LA COMEDIE GRACE DES FRERES FARRELLY

« I’m gonna tell you a story, I’m gonna tell you about my town » clame la chanson du générique de Terrain d’entente alors que défilent à l’écran les premières images de Boston. Placé en exergue, ce couplet ne se contente pas d’introduire le dernier film en date des frères Farrelly, il résume aussi l’ambition de chacun de leurs films : raconter une histoire, parler d’une ville (comprendre : de ses habitants). Cela peut sembler trivial ou évident ; c’est pourtant, pris au pied de la lettre, la plus belle ambition qui soit. La trivialité n’a jamais été un motif de honte, surtout pas pour les Farrelly, quant à l’évidence, celle du gag, celle de la mise en scène, elle est leur marque de fabrique ainsi que celle des plus grands.

En huit films, depuis 1994, Bobby et Peter Farrelly n’ont filmé qu’au présent et ont traversé le territoire américain d’est en ouest, du nord au sud. Ils affichent une filmographie soutenue (presque un film par an), sont parfaitement intégrés au système industriel hollywoodien (il sont restés fidèles à la Fox depuis Mary à tout prix) et témoignent d’un très fort penchant, voire d’une exclusivité, pour la comédie, même si l’on note une évolution dans leur carrière. Auteurs de deux comédies étiquetées comme trash au milieu des années 90, toutes deux axées sur le road movie et dépeignant des personnages particulièrement idiots et/ou ratés (le culte Dumb and dumber et l’hélas méconnu Kingpin), les frères Farrelly ont ensuite signé deux des plus gros succès de la nouvelle comédie américaine, Mary à tout prix et Fous d’Irène où, sans rien lâcher de leur penchant scatophile, ils affirmaient leur goût pour le burlesque (certains passages de Fous d’Irène avec Jim Carrey en sont un sommet). Les quatre films suivants, parfois des échecs commerciaux, se caractérisent tous par un éloignement du territoire d’origine, la comédie trash et burlesque, pour s’aventurer dans le buddie movie pédogogique (Osmosis Jones), la fable comico-romantique (L’amour extra-large), la comédie douce-amère (Deux en un, leur chef d’œuvre) ou la pure comédie romantique (le très sous-estimé et peu vu Terrain d’entente).

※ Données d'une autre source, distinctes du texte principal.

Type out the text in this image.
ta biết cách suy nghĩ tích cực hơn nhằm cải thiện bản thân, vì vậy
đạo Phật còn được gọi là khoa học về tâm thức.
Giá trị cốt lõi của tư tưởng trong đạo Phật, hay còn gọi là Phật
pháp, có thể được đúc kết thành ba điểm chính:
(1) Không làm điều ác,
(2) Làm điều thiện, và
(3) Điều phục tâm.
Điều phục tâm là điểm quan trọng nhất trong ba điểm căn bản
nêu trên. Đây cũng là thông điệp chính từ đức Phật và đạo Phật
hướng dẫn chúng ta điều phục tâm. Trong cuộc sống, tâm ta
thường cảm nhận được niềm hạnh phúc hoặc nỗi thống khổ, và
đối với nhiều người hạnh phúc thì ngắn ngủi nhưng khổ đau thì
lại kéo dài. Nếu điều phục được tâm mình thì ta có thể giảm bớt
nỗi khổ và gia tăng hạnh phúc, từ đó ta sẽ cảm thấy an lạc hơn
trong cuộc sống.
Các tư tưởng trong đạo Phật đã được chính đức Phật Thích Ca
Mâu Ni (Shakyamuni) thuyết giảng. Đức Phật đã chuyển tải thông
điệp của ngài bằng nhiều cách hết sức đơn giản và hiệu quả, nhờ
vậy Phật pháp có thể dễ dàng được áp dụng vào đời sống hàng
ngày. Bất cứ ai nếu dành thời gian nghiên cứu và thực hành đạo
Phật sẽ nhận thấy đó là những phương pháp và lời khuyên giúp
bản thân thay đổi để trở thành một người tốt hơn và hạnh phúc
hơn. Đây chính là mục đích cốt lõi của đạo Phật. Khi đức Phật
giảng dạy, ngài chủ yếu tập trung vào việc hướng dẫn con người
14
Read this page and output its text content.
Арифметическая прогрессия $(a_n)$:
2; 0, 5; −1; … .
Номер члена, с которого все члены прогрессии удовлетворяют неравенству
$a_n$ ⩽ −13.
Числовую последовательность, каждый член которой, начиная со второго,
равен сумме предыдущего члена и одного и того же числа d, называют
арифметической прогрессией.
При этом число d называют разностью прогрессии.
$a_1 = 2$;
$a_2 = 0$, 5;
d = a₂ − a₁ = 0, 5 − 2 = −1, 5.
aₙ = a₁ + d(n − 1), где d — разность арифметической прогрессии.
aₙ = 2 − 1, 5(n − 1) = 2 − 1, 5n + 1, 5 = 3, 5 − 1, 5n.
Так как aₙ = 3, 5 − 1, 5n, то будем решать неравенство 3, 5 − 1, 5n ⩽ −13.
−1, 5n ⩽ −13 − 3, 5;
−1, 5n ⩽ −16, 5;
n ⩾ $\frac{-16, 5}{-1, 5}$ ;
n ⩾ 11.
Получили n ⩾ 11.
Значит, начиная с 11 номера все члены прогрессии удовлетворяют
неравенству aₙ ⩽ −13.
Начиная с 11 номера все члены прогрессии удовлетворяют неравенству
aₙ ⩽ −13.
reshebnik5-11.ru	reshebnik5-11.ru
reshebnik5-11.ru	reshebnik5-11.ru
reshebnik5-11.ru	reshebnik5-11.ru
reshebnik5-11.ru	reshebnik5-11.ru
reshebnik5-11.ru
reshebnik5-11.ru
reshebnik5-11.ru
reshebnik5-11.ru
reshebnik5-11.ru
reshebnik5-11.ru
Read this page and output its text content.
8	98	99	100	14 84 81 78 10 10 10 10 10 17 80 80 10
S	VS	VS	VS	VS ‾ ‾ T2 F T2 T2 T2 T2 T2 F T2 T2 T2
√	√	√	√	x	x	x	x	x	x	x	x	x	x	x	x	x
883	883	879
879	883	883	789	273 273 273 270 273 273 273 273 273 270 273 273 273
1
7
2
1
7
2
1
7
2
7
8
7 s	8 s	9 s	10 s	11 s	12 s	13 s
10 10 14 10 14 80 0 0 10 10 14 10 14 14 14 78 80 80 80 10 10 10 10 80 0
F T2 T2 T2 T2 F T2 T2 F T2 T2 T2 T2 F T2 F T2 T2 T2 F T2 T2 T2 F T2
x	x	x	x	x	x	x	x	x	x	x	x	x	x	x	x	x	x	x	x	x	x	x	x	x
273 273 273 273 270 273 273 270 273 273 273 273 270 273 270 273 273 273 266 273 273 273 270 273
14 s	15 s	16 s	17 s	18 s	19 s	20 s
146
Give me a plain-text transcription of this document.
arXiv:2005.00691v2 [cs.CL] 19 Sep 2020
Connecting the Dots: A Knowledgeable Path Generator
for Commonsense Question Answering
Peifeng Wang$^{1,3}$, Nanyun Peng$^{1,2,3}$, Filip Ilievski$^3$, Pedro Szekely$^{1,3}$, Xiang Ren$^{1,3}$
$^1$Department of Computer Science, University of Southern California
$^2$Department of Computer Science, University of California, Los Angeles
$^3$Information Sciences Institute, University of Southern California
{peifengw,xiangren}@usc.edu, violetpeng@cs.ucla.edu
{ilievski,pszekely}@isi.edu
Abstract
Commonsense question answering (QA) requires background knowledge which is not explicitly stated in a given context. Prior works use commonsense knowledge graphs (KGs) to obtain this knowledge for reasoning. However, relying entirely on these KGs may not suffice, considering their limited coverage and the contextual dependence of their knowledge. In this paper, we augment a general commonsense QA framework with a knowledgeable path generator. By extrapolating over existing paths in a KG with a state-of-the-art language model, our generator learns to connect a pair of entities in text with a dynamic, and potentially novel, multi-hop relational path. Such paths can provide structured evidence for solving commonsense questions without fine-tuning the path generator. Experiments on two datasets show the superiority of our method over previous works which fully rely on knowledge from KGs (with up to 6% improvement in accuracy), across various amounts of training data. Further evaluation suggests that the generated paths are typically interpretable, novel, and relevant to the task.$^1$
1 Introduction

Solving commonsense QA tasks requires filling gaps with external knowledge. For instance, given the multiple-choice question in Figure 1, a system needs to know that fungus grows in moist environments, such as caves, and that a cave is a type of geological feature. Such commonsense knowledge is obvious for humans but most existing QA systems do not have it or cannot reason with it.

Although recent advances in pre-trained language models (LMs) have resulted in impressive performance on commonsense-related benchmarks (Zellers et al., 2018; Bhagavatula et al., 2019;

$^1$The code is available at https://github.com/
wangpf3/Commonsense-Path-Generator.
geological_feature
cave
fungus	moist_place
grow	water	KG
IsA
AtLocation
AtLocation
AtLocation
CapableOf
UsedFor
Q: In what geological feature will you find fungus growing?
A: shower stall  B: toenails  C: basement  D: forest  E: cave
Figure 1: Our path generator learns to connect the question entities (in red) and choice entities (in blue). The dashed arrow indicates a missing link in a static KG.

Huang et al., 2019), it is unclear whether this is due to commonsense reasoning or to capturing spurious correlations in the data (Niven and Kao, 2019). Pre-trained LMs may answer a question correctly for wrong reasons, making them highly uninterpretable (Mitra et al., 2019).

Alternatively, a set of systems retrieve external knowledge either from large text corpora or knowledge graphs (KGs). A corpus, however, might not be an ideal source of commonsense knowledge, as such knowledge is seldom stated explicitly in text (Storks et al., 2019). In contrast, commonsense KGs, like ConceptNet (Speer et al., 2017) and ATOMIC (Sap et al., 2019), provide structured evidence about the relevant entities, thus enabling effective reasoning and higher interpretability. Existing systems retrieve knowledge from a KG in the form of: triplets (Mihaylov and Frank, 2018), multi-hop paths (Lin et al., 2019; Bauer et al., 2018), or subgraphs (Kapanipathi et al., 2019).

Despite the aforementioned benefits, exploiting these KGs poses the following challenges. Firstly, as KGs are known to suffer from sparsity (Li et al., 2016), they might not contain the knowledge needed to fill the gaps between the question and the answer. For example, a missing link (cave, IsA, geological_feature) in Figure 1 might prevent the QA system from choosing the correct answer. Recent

Il serait toutefois erroné de croire que ces films tirent un trait sur l’héritage des débuts. Ils en reprennent en fait les éléments structurels, les obsessions (nous y reviendrons), mais les développent autrement. C’est le style qui a changé, pas l’âme. Le rire n’est plus leur seule boussole : une mélancolie, une gravité, un apaisement se sont glissés, au risque de l’incompréhension d’une partie du public - combien de fois n’a-t-on lu ou entendu, à propos de leurs derniers films, que les Farrelly étaient désormais finis, qu’ils avaient perdu leur mordant, donc leur intérêt. Plutôt qu’une parenthèse, l’accalmie actuelle semble au contraire être un aboutissement, ce vers quoi tendent leurs films depuis le début, lorsque la tendresse, embarrassée, se dissimulait sous un masque de bouffon.